Featuring the same piping technique as the pillows, this cube pouf gets its shape from polystyrene balls, which can be added as time goes on to maintain the right amount of firmness. Nestle a small tray on top to hold bedside items.
What You’ll Need (Finished size: 18 x 18 x 18)
- 4 x 15–foot heavyweight (10-ounce) painter’s canvas
- Narrow cording to stitch into seams for piping
- 54-inch zipper
- Sewing machine with zipper foot
- Seam ripper
- Pins and needles
- Pencil or tailor’s chalk
- Fabric paint marker
- 1 bag of 100L polystyrene balls
Step-by-step
- For sides, cut one 19 x 75–inch piece from canvas.
- For top and bottom, cut two 19 x 19–inch pieces from canvas.
- For bias strip for piping, cut 11/4 x 150–inch piece from canvas. Piece together as necessary.
- Divide side piece into 18½-inch sections.
- Mark with pencil or tailor’s chalk. Crease along the 18½-inch divides. With zipper foot, sew cording (creating piping) inside the creases. With right sides facing, stitch side along the open ends using a 1/4-inch seam allowance. Turn what will now be a tube so right sides are out and topstitch a 1/4-inch seam along this last seam to create the illusion of piping.
- For piping, cover and stitch cording with bias fabric. Stitch piping to top and bottom pouf with a ½-inch seam allowance.

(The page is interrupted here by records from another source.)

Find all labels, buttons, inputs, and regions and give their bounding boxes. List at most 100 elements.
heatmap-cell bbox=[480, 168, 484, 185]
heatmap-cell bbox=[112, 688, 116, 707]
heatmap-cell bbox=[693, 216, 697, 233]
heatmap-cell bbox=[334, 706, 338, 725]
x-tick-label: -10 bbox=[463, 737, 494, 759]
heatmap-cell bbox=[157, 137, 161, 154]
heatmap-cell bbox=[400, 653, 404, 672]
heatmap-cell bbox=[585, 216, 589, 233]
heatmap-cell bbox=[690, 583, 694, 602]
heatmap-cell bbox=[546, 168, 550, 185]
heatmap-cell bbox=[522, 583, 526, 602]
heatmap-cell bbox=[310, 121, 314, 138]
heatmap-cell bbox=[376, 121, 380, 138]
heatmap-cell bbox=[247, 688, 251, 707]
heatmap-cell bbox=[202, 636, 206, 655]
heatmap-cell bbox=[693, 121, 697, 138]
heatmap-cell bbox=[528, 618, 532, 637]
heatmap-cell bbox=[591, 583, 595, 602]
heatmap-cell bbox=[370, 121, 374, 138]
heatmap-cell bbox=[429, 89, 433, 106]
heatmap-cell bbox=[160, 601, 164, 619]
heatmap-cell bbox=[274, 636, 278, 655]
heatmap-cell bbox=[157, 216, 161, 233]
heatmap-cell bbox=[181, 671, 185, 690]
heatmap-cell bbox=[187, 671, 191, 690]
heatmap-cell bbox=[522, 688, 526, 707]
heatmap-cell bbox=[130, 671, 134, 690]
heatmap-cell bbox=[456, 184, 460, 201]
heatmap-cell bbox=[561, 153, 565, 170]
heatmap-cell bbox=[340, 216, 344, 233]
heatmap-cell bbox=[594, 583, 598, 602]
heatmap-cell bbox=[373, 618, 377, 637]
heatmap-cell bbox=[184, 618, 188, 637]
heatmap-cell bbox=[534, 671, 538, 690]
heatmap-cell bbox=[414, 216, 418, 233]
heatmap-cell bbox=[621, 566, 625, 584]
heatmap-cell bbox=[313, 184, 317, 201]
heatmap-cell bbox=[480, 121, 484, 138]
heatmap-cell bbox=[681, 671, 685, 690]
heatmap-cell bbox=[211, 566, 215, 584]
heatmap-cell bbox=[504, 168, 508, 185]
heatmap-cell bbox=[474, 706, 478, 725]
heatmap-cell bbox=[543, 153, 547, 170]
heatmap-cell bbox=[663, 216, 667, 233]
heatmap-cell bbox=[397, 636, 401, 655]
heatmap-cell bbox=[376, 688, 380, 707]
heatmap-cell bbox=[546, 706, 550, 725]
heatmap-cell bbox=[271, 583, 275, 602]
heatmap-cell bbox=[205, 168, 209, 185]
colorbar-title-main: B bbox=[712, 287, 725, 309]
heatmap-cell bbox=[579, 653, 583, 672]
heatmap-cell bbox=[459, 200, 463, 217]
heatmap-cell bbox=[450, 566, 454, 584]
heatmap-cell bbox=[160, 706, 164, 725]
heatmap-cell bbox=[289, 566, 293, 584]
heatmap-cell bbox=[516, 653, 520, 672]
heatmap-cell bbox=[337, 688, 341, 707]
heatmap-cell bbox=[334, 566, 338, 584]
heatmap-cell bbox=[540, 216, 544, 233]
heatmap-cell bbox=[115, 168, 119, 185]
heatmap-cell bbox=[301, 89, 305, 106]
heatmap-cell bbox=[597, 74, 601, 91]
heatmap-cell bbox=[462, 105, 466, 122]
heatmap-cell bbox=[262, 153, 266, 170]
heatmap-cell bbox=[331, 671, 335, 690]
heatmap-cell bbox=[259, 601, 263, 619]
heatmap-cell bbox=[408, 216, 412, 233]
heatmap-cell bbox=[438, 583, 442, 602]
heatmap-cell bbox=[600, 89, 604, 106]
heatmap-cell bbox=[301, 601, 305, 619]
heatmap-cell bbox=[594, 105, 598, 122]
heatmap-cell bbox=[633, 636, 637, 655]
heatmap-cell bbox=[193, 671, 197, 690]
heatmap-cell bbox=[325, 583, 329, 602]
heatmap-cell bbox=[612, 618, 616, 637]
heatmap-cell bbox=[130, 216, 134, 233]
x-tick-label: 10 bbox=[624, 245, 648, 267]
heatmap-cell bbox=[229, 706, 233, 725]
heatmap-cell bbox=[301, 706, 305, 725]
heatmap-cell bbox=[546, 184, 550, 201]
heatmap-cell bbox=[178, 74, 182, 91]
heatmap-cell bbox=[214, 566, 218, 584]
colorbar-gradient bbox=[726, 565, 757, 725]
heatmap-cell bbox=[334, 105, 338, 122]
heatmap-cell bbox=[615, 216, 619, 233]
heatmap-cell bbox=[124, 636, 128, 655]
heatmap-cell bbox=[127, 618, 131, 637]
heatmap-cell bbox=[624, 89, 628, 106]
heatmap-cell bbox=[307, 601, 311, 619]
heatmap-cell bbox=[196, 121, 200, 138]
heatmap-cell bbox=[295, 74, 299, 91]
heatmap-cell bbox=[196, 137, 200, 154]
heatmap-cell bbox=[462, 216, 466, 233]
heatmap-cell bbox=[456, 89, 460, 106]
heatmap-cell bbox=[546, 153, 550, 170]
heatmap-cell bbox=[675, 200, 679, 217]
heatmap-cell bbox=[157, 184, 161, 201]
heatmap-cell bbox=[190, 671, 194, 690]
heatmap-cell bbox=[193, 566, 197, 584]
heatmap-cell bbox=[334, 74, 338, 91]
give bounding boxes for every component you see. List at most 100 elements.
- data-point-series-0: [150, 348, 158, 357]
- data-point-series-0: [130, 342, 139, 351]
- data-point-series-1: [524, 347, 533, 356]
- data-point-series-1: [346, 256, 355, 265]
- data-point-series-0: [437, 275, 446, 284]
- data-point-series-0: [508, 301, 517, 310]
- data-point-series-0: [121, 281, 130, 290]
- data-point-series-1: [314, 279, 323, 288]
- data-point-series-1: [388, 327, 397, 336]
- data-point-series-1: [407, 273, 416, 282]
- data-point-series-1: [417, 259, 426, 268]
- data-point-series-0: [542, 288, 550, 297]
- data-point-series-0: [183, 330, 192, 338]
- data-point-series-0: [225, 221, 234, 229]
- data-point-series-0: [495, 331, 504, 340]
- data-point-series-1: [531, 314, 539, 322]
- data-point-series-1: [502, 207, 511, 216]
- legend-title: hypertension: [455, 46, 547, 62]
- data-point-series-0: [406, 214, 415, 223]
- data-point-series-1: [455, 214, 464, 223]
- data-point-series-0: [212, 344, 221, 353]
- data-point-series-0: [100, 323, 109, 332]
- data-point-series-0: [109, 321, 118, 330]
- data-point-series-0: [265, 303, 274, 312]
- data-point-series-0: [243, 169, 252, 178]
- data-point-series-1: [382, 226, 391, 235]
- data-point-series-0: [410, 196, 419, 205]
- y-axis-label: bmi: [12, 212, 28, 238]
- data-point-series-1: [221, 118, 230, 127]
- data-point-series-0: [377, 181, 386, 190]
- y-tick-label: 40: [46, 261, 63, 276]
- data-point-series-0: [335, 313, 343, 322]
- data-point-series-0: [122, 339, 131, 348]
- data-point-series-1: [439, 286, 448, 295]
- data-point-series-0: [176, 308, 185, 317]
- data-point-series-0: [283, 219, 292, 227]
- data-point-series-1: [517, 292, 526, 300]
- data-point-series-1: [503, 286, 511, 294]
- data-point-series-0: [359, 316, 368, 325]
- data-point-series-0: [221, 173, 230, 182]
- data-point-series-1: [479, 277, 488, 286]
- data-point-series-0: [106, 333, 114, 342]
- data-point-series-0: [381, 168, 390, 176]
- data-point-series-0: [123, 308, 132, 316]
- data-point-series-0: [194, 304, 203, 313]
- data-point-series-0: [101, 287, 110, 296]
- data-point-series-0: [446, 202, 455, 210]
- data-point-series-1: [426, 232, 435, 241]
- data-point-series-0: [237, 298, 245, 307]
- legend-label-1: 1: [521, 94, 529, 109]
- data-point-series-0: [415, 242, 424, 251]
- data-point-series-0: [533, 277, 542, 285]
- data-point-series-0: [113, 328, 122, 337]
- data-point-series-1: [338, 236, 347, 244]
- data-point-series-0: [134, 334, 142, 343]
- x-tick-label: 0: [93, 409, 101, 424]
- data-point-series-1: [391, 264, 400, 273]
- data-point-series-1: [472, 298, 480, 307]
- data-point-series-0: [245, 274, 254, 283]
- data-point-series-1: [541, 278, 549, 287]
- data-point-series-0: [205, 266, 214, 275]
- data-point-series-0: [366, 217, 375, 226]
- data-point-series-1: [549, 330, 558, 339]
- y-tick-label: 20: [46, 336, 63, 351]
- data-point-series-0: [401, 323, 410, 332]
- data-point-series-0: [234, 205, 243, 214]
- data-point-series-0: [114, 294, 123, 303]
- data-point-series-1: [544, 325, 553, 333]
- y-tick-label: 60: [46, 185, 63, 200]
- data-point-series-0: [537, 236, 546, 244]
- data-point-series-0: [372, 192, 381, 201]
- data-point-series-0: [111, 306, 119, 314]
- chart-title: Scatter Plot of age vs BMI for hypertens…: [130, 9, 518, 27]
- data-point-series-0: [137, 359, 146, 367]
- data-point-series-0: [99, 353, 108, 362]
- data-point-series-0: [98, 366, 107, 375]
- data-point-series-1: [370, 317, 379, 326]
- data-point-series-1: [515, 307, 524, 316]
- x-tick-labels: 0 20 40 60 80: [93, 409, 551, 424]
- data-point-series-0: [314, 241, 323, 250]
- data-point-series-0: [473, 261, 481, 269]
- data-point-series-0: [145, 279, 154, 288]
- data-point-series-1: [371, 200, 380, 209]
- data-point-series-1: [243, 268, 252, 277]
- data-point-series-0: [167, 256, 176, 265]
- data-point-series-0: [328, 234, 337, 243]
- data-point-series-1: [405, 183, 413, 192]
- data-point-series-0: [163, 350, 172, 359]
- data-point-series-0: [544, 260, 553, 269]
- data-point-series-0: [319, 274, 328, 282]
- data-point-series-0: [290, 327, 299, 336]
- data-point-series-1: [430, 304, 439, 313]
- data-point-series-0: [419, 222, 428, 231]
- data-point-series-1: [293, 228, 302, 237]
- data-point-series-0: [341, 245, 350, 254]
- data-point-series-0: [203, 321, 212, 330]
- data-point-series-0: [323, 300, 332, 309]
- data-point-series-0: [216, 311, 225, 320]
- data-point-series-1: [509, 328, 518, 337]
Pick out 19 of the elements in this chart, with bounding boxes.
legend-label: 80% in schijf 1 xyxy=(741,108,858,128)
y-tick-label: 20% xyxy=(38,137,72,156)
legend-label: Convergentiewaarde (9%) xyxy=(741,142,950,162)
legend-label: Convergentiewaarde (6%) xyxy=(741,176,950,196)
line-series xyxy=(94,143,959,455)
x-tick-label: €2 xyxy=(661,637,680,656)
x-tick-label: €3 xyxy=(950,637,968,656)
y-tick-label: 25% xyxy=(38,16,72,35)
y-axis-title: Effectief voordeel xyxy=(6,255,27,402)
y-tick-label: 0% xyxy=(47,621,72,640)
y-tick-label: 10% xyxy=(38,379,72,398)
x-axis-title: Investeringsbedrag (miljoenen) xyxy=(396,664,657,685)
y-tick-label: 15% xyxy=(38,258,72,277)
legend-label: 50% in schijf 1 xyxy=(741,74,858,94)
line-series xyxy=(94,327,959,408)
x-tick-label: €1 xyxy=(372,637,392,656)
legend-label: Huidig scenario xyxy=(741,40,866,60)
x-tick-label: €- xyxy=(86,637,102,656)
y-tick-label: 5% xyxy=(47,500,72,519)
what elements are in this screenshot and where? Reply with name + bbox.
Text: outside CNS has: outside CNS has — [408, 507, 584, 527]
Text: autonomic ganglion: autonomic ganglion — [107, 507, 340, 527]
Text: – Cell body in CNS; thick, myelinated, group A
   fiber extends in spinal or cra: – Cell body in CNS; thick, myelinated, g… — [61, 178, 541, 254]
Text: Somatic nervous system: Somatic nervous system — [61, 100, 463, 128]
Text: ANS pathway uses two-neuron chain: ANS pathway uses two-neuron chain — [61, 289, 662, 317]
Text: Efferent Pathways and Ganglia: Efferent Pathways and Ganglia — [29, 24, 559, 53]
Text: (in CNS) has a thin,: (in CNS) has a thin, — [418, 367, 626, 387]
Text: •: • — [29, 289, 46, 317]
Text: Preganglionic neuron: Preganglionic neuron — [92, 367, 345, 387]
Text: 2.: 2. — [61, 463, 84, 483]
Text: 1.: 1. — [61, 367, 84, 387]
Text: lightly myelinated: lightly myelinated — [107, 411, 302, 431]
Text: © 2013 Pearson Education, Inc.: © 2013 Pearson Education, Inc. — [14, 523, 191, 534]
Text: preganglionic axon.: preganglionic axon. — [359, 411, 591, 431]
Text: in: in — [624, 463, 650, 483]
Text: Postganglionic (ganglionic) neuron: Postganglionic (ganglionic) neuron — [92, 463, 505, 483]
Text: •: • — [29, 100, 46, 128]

- With right sides facing, stitch one side section to one side of bottom, matching corners, and using a ½-inch seam allowance. For the other three sides, use a ½-inch allowance to connect them to pouf bottom with a basting stitch. This is where your zipper will go.
- With the right sides facing down, place zipper facedown so it lies directly on the seam. The zipper pull should only be about ½ inch down from the top of the seam edge. Pin zipper into place. Use zipper foot to sew the zipper into place. When the zipper is attached, use a seam ripper to open the baste seam.
- Leaving a section of zipper open, stitch pouf top to remaining pouf sides, matching corners. Turn to right side.
- Using a pattern or drawing freehand with a pencil or tailor’s chalk, sketch a design on pouf. Trace design with a fabric paint marker.
- Fill pouf. Open the bag of polystyrene balls carefully or this can get messy. It helps to have two pairs of hands for this step. Insert open end of bag into zippered opening of pouf and pour balls in slowly.
- Carefully shake pouf often to settle the balls; you will probably use the entire bag.
Over time you can add more polystyrene to keep pouf’s shape. - Close zipper.
Need more ideas? Drop cloths can become laundry bags, slipcovers, pet beds and lampshades that you can decorate using the techniques shown here.